Ask the doctor: Why do my hands get so puffy in warm weather or when I exercise?

Q: If I exercise or it is a hot day, my hands get really puffy. They also feel a bit uncomfortable. I notice also that the same happens to my feet. I am a woman in my mid 40s, have a fairly healthy diet and exercise regularly — although I am a bit overweight at the moment. I noticed it also when I was slim. Is this something I can fix?

Dr Grant replies: When it comes to arm/leg swelling my first question always to ask would be — is the swelling present first thing in the morning? If the answer is no, and your limbs are almost back to normal in the morning time, then it’s most likely a physiological variant of normal. My second question would be — is there a family history of this complaint? Some people find that towards the end of the day there is mild ankle/foot/hand swelling, particularly in people who spend much of their day standing.

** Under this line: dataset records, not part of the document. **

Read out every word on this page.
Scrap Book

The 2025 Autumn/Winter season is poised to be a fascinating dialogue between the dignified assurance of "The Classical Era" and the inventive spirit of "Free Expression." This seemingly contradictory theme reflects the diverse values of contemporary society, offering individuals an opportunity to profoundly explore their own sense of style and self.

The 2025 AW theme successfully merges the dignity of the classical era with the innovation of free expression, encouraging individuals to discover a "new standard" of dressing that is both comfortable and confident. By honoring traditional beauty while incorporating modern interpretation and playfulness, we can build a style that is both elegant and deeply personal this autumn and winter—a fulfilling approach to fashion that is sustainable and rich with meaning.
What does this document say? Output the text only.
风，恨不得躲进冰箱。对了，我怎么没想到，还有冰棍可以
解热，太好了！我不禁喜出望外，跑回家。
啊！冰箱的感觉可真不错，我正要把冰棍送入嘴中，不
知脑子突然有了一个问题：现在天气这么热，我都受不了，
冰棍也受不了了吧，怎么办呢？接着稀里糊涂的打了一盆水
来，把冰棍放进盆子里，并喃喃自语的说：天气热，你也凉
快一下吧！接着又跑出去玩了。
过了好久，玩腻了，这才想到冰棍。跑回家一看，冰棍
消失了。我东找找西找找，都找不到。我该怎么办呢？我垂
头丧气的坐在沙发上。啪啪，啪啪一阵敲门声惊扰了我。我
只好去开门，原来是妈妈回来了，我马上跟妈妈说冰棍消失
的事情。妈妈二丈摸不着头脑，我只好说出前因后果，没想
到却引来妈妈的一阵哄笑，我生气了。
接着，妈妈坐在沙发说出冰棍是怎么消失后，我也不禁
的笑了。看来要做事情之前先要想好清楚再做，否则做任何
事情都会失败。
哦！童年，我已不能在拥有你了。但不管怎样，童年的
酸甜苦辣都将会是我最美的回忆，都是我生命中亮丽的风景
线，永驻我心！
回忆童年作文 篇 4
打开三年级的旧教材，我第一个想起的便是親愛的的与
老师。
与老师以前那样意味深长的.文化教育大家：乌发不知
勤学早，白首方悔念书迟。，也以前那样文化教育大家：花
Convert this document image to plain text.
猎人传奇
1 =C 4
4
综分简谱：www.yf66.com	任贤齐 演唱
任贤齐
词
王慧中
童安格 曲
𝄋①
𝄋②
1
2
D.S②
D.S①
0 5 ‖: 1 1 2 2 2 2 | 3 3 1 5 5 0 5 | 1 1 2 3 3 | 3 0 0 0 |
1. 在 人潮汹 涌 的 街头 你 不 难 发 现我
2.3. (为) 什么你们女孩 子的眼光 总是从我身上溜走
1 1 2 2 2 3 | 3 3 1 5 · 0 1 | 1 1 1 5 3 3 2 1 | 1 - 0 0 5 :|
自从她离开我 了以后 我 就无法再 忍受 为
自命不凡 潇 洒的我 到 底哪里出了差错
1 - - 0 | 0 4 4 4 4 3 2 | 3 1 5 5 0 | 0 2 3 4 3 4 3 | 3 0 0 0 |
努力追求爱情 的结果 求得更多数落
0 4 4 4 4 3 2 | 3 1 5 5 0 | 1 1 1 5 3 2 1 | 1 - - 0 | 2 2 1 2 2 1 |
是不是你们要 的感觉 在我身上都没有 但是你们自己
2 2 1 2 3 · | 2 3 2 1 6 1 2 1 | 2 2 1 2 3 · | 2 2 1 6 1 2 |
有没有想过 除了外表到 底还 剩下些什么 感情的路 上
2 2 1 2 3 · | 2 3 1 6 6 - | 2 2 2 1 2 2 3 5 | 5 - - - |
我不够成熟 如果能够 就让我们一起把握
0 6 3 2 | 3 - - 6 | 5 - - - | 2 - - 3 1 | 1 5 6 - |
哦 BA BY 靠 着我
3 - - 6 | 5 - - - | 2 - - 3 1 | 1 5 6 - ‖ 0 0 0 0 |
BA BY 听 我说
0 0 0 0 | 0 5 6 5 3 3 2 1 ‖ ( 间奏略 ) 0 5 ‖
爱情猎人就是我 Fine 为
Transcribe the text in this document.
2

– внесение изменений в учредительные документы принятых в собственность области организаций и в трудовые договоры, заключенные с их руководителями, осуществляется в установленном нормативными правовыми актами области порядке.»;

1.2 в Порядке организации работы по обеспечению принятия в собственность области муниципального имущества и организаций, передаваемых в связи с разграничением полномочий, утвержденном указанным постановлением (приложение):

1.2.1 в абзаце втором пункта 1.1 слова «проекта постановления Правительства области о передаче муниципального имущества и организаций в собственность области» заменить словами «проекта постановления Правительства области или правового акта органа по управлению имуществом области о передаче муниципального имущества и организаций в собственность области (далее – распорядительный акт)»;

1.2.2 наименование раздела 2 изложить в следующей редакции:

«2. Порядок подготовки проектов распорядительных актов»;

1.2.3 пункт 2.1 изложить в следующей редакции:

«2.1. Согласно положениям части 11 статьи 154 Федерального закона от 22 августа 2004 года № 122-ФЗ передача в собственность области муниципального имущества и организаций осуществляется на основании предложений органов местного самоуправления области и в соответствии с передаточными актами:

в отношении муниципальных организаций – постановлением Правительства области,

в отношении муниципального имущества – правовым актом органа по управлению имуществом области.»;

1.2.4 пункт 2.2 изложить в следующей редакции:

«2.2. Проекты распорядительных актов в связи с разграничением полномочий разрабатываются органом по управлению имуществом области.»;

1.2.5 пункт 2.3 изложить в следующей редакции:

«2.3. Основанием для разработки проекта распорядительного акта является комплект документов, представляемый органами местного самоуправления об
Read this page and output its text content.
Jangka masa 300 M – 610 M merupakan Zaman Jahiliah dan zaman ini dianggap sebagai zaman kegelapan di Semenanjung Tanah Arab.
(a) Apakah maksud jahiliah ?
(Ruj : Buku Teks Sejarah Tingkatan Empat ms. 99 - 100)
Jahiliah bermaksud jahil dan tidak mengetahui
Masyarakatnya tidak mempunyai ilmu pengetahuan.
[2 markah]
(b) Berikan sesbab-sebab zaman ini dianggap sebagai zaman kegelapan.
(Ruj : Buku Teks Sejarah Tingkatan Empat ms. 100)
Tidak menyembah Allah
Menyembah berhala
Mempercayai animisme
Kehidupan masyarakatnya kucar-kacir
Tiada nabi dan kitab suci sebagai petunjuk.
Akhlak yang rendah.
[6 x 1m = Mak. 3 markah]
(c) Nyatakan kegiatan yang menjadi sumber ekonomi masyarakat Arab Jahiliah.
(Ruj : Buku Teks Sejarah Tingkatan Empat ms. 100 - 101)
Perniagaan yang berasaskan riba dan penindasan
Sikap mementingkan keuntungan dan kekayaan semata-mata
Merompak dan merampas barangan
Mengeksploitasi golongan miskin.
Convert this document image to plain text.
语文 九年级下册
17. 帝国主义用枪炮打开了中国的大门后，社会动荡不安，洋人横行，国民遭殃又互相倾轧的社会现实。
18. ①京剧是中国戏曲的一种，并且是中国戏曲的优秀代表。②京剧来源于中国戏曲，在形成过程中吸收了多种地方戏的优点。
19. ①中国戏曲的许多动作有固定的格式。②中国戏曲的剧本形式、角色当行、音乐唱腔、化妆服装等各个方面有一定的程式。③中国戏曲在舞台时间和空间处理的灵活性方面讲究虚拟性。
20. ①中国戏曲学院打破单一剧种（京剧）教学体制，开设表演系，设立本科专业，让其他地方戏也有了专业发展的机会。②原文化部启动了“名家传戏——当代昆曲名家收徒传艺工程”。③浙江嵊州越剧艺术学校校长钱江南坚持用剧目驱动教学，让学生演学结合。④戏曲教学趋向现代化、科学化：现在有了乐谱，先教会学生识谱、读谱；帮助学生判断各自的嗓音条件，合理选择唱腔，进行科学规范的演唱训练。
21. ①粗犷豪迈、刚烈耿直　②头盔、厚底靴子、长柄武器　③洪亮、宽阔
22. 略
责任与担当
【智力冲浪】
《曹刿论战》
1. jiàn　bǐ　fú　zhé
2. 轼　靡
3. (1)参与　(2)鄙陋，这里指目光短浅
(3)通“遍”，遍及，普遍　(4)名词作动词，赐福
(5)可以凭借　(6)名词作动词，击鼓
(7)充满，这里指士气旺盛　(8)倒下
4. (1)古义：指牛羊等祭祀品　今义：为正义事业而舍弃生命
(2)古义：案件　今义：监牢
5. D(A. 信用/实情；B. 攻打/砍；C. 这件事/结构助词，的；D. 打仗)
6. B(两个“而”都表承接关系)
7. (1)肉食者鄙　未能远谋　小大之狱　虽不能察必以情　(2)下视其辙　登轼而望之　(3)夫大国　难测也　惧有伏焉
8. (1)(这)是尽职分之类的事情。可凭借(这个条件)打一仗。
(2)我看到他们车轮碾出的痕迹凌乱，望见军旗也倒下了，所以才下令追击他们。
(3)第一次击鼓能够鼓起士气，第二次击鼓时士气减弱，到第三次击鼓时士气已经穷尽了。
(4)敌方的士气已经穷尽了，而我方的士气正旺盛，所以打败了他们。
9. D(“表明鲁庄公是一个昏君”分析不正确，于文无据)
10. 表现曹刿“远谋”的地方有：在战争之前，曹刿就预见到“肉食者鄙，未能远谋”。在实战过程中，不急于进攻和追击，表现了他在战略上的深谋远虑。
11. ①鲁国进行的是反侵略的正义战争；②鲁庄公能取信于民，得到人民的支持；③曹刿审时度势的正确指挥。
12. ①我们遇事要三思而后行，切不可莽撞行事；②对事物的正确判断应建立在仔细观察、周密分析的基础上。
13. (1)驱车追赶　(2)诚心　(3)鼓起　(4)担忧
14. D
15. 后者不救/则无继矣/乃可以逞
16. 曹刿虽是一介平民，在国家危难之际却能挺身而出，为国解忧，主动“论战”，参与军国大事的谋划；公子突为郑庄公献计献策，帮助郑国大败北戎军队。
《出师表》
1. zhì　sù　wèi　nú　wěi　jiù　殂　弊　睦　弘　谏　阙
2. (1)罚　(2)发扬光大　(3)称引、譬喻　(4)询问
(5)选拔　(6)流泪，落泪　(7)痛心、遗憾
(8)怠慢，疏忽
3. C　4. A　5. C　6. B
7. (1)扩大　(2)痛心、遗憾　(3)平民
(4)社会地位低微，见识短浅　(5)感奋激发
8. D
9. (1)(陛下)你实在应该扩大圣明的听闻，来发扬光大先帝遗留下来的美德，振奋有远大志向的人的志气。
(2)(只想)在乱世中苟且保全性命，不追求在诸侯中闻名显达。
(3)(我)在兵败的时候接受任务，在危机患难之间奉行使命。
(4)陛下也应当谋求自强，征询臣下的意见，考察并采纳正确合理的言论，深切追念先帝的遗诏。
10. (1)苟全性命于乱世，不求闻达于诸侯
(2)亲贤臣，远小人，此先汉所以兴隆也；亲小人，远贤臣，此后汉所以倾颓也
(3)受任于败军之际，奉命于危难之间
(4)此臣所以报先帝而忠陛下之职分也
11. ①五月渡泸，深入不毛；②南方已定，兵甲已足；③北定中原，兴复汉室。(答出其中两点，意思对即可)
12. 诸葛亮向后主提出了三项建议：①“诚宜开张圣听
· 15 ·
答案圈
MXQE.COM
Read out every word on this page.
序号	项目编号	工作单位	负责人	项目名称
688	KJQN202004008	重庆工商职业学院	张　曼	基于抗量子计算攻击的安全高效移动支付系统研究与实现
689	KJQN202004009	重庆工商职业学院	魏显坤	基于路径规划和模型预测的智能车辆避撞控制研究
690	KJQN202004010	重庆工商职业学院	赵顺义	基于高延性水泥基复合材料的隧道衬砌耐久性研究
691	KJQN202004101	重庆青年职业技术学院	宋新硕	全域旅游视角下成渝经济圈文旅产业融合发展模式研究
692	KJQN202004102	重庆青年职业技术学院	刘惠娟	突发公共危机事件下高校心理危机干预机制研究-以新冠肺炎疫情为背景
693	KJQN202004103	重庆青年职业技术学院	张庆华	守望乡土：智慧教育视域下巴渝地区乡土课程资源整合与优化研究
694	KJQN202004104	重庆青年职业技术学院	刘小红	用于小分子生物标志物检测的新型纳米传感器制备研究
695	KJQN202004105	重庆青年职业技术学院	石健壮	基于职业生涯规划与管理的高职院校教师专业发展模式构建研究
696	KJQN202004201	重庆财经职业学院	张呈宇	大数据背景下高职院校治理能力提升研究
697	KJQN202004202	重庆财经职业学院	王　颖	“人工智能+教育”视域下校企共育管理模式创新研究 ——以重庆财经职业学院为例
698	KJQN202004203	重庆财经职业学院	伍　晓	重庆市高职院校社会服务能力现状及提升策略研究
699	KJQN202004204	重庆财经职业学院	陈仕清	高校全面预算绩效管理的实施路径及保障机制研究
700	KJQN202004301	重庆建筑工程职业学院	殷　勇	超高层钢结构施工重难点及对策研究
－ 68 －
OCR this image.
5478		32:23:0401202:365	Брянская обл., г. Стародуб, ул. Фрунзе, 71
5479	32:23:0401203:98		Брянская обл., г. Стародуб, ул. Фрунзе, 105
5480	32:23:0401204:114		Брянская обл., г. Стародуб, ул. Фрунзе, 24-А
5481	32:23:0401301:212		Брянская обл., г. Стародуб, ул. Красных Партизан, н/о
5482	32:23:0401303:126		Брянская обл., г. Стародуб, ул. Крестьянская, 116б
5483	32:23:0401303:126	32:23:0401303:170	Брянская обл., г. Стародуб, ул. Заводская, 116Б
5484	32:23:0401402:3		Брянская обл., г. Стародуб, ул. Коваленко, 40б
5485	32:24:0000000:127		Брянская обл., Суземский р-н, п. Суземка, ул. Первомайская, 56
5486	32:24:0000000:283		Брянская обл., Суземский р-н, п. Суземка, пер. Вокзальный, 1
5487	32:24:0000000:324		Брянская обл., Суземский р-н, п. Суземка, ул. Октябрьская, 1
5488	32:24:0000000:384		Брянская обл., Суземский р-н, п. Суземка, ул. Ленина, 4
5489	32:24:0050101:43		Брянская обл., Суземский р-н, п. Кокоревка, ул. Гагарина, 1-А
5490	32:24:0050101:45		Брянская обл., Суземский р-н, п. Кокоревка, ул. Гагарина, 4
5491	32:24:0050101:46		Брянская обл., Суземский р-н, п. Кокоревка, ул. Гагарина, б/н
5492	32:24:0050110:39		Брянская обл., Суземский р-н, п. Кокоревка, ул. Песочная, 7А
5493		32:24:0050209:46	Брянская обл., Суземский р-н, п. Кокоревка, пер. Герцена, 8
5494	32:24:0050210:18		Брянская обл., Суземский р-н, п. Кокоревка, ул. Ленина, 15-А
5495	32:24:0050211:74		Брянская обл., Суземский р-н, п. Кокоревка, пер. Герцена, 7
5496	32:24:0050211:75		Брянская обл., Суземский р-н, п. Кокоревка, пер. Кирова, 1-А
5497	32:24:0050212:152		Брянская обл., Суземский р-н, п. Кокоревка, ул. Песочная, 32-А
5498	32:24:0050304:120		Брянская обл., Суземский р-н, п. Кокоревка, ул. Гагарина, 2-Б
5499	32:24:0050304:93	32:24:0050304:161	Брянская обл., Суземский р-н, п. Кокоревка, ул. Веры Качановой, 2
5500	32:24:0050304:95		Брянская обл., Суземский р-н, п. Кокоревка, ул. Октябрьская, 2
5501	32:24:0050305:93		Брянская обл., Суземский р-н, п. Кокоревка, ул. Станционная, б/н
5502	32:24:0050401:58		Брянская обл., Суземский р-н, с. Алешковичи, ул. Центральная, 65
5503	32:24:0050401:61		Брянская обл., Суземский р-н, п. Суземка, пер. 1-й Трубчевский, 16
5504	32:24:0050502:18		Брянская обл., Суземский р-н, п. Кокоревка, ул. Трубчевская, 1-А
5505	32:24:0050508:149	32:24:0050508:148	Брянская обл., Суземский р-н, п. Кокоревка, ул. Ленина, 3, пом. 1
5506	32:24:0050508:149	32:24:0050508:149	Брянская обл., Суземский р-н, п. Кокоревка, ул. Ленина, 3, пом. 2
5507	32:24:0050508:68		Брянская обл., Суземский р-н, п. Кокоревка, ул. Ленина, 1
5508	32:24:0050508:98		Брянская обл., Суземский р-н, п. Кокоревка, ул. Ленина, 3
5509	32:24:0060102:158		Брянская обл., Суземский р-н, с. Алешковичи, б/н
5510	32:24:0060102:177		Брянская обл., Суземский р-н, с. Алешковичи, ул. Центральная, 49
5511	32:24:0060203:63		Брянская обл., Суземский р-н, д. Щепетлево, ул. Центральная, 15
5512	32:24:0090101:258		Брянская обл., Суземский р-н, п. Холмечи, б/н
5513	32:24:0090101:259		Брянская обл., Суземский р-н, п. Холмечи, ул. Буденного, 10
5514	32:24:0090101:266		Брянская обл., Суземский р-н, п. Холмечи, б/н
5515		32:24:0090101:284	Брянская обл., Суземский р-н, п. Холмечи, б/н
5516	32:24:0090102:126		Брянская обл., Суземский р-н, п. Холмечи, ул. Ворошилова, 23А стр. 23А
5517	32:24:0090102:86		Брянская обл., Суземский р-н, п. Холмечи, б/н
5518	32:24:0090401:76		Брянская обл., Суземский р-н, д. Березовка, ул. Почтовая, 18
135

This is often a shared common familial trait known as dependent oedema. With prolonged sitting/standing, the effect of gravity causes fluid to accumulate more. It is exacerbated by taking certain medication, going on a long flight, hot weather, eating a high salt diet or by being overweight or pregnant. Some women notice this as a regular premenstrual symptom. For anyone who has a history of trauma/surgery to a limb, there is an increased risk of swelling in the affected limb due to minor damage to the venous and/or lymphatic drainage.

The best way to combat dependent oedema is to elevate the limb when possible, wear compression socks to the knee level or ideally tights, and to ‘pump your calf muscles’ by contracting them as much as possible during the day. The latter you can do by simply pointing your foot upwards and downwards when sitting. An even better way to improve your venous and lymphatic drainage of your legs is to go for a walk during the daytime or engaging in any form of exercise.

Additional lifestyle changes such as reducing salt intake, managing stress and losing weight can improve the swelling in your limbs. In some cases attending a physiotherapist for simple lymphatic drainage, commonly taught self-help manoeuvres can help.

More severe ankle swelling, particularly if present first thing in the morning and associated with other symptoms such as fatigue, loss of appetite, weight gain or shortness of breath may have an underlying medical condition. Mild forms of failure of important organs (heart, liver, kidney) or glands (thyroid) can be underlying factors.

If you have an element of organ failure, you might be finding it difficult to sleep on just one pillow at night, instead preferring to use two or three pillows to prop you up as this helps you to breathe more easily. You might notice a cough, shortness of breath or wheeze in your chest due to fluid collecting in the lungs. Any organ failure can lead to fatigue, loss of appetite, reduced ability to exercise or weight gain due to fluid redistribution. Other conditions such as varicose veins or lymphoedema may be considered.

By attending your GP you can get blood tests to assess your heart, liver, kidney and thyroid function and your doctor can perform a physical examination to assess for signs of any of the conditions mentioned above. By putting your clinical history, your blood results and physical examination findings together, your doctor will have a good understanding of the potential underlying cause.